Biographical Information
I attended Cambridge University as an undergraduate; took my PhD at Cornell University within the Consortium for Continental Reflection profiling (COCORP) then returned to Cambridge to work with the British Institutions Reflection Profiling Syndicate (BIRPS), latterly as a Royal Society Research Fellow. In 1990 I joined Stanford University, where I continue research into crustal structure and evolution.
Research
I study the growth, tectonic evolution, and deformation of the continents (see my Google Scholar profile). My research group undertakes field experiments in exemplary areas such as, currently, the Tibet plateau (formed by collision between Indian and Asia - we're working on the northern, Kunlun, and the southern, Himalayan, boundaries of the Plateau); the actively extending Basin-&-Range province of western North America (we are working on the Ruby Range Metamorphic Core Complex in Nevada, and the leaky transform beneath the Salton Trough in southernmost California); and in recent years the Ethiopian rift valley (where the African continent is being pulled apart) and the Mariana island chain (where new crust is forming beneath active volcanoes). We create controlled seismic sources—explosions—to drive sound waves into the Earth, and from our recordings of reflected waves at distant receivers, we form images of the deep structure and measure the physical properties of the continents. We also use the transmitted sound waves from distant earthquakes, the temporal fluctuations of natural electrical fields in the Earth, and small spatial variations of Earth's gravitational and magnetic fields for the same purposes. We maintain an ultra-low frequency electromagnetic (ULFEM) network of stations on the San Andreas fault system in the San Francisco Bay Area in an attempt to learn whether or not ULFEM earthquake precursors exist.
Teaching
I direct the geophysics undergraduate program, which we have recently re-invigorated with the development of a new course sequence.
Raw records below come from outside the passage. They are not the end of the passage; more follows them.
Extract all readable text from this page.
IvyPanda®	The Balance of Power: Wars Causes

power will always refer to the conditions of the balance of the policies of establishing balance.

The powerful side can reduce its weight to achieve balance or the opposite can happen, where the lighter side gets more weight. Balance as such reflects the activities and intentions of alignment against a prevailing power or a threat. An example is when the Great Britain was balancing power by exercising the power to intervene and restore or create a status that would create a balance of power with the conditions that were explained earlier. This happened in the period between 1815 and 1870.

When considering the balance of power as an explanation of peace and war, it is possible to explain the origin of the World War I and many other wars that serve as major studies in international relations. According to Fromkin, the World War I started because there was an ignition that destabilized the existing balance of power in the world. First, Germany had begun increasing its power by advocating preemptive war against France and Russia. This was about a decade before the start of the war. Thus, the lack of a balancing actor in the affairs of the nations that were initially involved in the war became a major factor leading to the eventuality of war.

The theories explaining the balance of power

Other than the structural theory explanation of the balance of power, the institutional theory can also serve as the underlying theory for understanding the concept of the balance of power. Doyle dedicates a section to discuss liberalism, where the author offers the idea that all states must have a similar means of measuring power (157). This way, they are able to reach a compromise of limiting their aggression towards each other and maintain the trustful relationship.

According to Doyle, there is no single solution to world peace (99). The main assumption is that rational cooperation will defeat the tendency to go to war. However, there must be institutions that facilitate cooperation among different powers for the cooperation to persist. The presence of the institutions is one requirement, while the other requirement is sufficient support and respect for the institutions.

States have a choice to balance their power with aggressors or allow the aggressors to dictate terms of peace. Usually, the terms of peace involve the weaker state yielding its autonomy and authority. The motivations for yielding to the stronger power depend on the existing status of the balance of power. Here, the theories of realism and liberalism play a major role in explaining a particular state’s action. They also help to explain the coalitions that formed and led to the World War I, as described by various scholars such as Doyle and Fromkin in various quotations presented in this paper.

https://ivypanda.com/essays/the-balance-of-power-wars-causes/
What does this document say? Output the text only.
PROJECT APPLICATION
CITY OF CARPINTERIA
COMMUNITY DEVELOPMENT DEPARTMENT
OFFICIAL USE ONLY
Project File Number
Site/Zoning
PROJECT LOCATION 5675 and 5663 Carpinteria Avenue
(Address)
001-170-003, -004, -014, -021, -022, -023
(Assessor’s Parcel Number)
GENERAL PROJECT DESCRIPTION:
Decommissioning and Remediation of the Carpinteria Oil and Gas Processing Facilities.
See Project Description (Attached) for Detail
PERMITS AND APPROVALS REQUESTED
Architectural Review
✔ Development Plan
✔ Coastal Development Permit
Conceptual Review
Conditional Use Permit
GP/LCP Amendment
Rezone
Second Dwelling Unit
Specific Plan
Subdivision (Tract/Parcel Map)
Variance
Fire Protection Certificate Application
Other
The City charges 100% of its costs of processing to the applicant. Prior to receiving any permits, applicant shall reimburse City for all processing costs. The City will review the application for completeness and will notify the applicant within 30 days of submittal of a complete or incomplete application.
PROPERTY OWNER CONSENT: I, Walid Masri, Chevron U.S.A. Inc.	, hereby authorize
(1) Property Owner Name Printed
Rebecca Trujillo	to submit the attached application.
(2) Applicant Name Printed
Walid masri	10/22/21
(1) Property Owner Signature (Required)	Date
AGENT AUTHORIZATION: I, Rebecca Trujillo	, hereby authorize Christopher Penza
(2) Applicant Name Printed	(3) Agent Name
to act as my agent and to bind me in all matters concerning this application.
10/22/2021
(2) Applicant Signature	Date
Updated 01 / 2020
I co-lead the School of Earth Sciences Undergraduate Research Program that now involves 25 undergraduates each summer, drawn from across the university to all four Departments of the School of Earth Sciences. Over the last decade I have personally mentored 14 undergraduates (7 women) in research projects that have led to 4 undergraduate-authored peer-reviewed publications. I am recipient of the 2008 Allan V. Cox Medal for fostering undergraduate research. I teach graduate classes in seismic reflection methodology (3-quarter sequence), an upper-level undergraduate class in global tectonics and a complementary multi-day tectonics field trip to view large-scale structure of the western USA. I include undergraduates in my research teams in our field experiments, both in the western USA and internationally, and invite applications from Stanford students. My former graduate students are now professors in universities in the USA and abroad, research scientists at the U.S. Geological Survey, and exploration geophysicists in a range of oil companies and their service industries.
Professional Activities
I am an Advisor to SINOPROBE, China's national program to explore the deep structure of their lithosphere. I was an NSF-MARGINS Distinguished Lecturer, 2008-2010, and served on the 2008 NSF-MARGINS planning committee for the "Second Decade of MARGINS". Convenor, 25th Himalaya-Karakoram-Tibet Workshop, (2010); NSF Workshop, "Future directions for NSF-sponsored geoscience research in the Himalaya/Tibet" (2010); Earthscope Workshop, "3D seismic reflection at the SAFOD site" (2005); U.S.-Africa Workshop, "Anatomy of Continental Rifts", Addis Ababa (2004); NSF-IFREE-MARGINS workshop, "Izu-Bonin-Mariana Subduction Factory" (2002); "The George Thompson Symposium: The Lithosphere of Western North America and its Geophysical Characterization", Stanford University (2001). Member, NSF EAR Continental Dynamics Review Panel (1998-2004).